I have a problem with my bubble-sorting function for the doubly linked list.
It is working when I'm sorting the nodes in the singly linked way (only with ->next), but I can't make it work with ->prev pointers.
Here is the code I'm using:
void sort(int count)
{
struct data *tmp,*current,*nextone;
int i,j;
for(i=0;i<count;i++)
{
current = first;
for(j=0;j<count-1-i;j++ )
{
if(current->number > current->next->number)
{
nextone = current->next;
current->next = nextone->next;
nextone->next = current;
if(current == first)
{
first = nextone;
current = nextone;
}
else
{
current = nextone;
tmp->next = nextone;
}
}
tmp = current;
current = current->next;
}
}
}
And this is the structure I'm using (with the global variables for the first and last element of the list):
struct data
{
int id;
char name[20];
int number;
struct data *next;
struct data *prev;
};
struct data *first = NULL;
struct data *last = NULL;
Below logic would work.
I would follow similar algorithm... If you want to move the entire nodes...
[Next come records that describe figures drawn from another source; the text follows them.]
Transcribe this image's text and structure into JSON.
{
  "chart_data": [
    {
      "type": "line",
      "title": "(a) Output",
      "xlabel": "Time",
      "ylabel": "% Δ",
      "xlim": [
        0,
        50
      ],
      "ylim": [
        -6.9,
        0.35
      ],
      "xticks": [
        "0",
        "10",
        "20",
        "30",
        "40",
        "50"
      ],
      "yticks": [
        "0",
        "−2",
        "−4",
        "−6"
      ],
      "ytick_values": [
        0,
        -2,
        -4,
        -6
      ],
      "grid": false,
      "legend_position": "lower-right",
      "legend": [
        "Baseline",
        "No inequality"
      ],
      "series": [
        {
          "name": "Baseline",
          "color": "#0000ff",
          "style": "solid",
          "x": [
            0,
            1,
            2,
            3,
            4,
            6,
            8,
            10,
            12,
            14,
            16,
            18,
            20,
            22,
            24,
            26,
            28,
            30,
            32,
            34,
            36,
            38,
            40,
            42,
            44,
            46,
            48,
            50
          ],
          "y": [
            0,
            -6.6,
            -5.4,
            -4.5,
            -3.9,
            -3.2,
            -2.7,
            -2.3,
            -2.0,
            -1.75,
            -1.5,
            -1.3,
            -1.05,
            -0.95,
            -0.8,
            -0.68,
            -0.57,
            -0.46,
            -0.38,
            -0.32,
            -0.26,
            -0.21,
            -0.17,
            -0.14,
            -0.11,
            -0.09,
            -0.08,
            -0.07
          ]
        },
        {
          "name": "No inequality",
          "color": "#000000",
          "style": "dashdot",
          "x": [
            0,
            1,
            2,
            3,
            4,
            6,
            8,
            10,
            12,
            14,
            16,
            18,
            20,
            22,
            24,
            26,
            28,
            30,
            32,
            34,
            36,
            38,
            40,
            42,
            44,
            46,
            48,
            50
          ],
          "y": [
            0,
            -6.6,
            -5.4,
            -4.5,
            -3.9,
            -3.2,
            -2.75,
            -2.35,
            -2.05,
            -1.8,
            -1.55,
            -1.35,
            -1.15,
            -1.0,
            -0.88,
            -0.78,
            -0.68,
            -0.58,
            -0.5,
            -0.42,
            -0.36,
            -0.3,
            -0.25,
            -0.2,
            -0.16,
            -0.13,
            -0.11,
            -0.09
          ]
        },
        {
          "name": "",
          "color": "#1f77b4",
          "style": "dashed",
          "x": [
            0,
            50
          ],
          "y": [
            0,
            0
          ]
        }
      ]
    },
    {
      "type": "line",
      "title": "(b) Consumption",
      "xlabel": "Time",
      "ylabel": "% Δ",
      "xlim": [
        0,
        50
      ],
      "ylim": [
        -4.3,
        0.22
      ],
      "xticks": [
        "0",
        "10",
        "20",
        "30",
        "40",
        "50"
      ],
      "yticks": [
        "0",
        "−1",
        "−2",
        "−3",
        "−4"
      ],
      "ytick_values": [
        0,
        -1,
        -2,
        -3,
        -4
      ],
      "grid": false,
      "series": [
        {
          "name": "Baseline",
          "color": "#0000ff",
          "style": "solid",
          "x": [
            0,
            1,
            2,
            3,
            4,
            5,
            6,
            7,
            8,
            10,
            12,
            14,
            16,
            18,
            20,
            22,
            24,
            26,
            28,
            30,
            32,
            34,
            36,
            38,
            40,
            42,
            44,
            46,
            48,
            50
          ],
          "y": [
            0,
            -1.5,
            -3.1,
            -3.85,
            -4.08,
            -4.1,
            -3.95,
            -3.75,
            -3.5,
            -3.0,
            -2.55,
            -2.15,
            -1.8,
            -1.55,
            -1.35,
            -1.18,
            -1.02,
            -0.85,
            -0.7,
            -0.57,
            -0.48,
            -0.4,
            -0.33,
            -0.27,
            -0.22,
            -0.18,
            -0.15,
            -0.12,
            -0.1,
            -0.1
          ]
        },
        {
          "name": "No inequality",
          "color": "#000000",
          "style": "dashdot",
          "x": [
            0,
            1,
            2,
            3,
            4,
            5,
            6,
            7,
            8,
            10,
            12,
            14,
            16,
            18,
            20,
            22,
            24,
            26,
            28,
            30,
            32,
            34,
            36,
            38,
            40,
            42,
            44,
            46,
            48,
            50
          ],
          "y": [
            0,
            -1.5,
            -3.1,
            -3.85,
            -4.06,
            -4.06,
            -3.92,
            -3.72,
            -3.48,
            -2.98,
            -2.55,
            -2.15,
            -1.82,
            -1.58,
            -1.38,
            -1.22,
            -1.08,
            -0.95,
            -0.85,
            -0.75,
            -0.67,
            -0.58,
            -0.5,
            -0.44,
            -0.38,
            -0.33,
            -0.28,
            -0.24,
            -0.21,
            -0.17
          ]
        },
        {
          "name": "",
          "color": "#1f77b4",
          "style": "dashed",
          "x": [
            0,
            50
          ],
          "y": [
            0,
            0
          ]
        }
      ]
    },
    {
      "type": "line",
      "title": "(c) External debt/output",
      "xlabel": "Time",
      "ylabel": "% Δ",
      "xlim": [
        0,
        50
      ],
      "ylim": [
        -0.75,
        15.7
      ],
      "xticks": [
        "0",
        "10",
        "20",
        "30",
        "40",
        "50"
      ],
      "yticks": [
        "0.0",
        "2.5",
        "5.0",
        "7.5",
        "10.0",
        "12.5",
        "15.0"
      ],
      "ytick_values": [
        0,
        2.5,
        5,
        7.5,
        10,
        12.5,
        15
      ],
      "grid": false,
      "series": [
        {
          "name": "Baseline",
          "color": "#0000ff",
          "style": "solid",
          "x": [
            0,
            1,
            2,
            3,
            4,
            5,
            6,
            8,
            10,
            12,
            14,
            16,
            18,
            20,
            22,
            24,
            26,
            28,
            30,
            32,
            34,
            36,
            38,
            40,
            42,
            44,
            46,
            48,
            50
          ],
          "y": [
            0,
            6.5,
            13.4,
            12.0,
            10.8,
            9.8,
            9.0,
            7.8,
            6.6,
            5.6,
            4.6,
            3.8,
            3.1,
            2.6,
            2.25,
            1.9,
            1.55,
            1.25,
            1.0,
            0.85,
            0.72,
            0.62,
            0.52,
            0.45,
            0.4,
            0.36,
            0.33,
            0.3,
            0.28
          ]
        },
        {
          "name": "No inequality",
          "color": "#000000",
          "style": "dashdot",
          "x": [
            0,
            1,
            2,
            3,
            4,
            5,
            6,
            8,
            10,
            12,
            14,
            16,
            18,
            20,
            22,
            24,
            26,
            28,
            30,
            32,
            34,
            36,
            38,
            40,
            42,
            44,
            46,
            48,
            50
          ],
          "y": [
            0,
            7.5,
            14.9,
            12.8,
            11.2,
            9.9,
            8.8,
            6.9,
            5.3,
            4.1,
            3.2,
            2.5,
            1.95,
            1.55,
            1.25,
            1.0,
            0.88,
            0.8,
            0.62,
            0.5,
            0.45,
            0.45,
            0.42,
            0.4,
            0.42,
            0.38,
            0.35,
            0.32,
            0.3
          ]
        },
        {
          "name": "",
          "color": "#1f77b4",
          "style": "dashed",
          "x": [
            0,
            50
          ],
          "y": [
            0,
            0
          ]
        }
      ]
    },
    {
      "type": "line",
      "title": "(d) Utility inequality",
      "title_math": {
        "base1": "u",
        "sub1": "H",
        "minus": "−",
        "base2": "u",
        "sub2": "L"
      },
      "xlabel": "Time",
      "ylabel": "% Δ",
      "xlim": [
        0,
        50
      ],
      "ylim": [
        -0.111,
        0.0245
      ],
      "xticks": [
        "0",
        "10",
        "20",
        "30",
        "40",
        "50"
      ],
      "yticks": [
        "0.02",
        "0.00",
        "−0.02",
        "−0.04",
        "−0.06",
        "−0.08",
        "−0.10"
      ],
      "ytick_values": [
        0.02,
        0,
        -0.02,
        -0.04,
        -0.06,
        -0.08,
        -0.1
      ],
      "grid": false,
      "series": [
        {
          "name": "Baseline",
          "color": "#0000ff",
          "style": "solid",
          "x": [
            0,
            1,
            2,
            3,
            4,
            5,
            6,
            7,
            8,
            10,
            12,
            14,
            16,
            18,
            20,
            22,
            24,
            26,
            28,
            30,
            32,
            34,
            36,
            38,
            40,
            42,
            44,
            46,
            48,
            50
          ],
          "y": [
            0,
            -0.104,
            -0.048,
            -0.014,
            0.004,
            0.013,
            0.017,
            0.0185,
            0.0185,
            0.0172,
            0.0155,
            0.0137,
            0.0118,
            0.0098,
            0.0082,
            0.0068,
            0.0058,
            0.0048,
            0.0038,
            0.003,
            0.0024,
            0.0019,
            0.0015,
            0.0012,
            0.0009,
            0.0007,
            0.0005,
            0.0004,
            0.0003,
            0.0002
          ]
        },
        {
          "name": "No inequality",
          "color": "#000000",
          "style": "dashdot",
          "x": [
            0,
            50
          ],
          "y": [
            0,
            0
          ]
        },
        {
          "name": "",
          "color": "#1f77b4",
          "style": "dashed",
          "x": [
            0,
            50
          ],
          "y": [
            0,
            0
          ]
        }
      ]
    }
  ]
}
struct data *before, *after;
if(current->number > current->next->number)
{
before = current->prev;
after = current->next;
if(before != NULL){
before->next = after;
}
current->next = after->next;
current->prev = after;
after->next = current;
after->previous = before;
}
Alternatively, you can simply swap the numbers in the nodes without bothering to move entire nodes, if sorting of the data is the purpose. You can expand the below logic to include swapping of both char array and id as well.
if(current->number > current->next->number)
{
int tempNum = current->number;
current->number = current->next->number;
current->next->number = tempNum;
}
You just need to sit down and think about it for a bit.
Assigning first? Well the previous must be null.
Assigning last? Next must be null.
Anything else you need to do a little swap-dance with previous & next of the elements you are swapping.
A much easier way (that will quickly become faster too for larger array sizes) is to allocate an array of pointers, fill those with pointers to the elements, qsort the array then do another pass to re-wire the pointers (and delete the temp array).
One easier way is just to copy the data of the node, you can swap the data but the pointer to the node.
if(current->number > current->next->number){
swap(current->id,current->next->id);
swap(current->name,current->next->name);
swap(current->number,current->next->number);
}
With your method, you never set the previous pointer at all. You can sort the double linked list as single list at first, and then traversal the list again to set all the prev pointer.
Of course, you can sort the double linked list at a time, but it's a little complex to implement. You should consider 4 nodes each step, i.e current, current->next, as well as current->prev and current->next->next. When you want to swap current and current->next,
you should set current->prev->next=current->next, current->next=current->next->next so on and so forth.